Muchas veces los cambios del cine de terror no pasan en el qué, sino en el cómo. El desarrollo formal de Midsommar es preciosista, meticuloso, perfeccionista y, como poco, con un uso de la profundidad de campo que debería hacer replantear las posibilidades de expresión del medio en 2019. Afirmar que la fotografía de Pawel Pogorzelski merece como mínimo una nominación al Óscar no es descabellado. Pero… ¿esperamos que una película con cabezas machacadas sea reconocida por académicos? Se responde sola la pregunta, y el problema viene de base, incluso en esa reticencia de los admiradores del género, que ponen trabas y pegas a oportunidades y momentos como los que estamos viviendo, en los que el terror es continente de distintas voces, talentos y formas de expresión válidas para contar cualquier cosa. Obligar a una película de miedo a dar miedo es absurdo, porque el miedo depende del receptor y muchas veces, ni siquiera pone paciencia o atención de su parte para asimilar los procesos por los que una escena puede inquietar. Puede que ciertos autores irriten en sus declaraciones, pero a veces sus obras siguen funcionando como artefactos de horror, consciente o inconscientemente pese a lo que ellos puedan tratar de explicar.
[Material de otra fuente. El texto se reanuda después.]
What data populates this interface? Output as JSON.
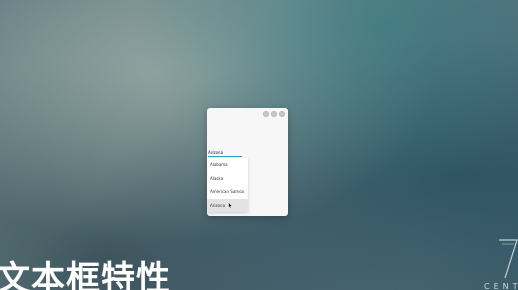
{
  "window": {
    "controls": [
      "minimize",
      "maximize",
      "close"
    ]
  },
  "search": {
    "value": "Arizona"
  },
  "suggestions": [
    {
      "label": "Alabama"
    },
    {
      "label": "Alaska"
    },
    {
      "label": "American Samoa"
    },
    {
      "label": "Arizona"
    }
  ],
  "overlay": {
    "title": "文本框特性",
    "logo_text": "CENT"
  },
  "colors": {
    "accent": "#2aa6b8",
    "window_bg": "#f7f7f7",
    "highlight": "#e3e3e3"
  },
  "icons": {
    "cursor": "arrow-cursor-icon",
    "logo": "logo-mark-icon"
  }
}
Resulta paradójico que quienes ponen sus mayores peros a estos terrores de autor—por decir algo y evitar el manido “elevado”— suelen ser los mismos que tiran por tierra las películas cuando se revela su giro fantástico, que invalidan logros de buenas películas en cuanto dejan de sugerir y revelan su monstruo, cayendo, como suelen decir ellos “en lo convencional”. Que consideran “serie b o serie z” una película con poco presupuesto o que exige cierta abstracción consciente para que sus efectos especiales funcionen. El terror no es algo adyacente ni definitorio. El terror está o no está, aparece o no en lo que genera a cada espectador, ya sea Viernes 13 (1980), un inocente anuncio de muñecas o De repente, el último verano (1959). Es una percepción que está por encima de autores, críticos y espectadores. Lo demás son etiquetas comerciales, barreras creativas impuestas y palabras que no van a cambiar las sensaciones que provocan películas tan dementes como Midsommar.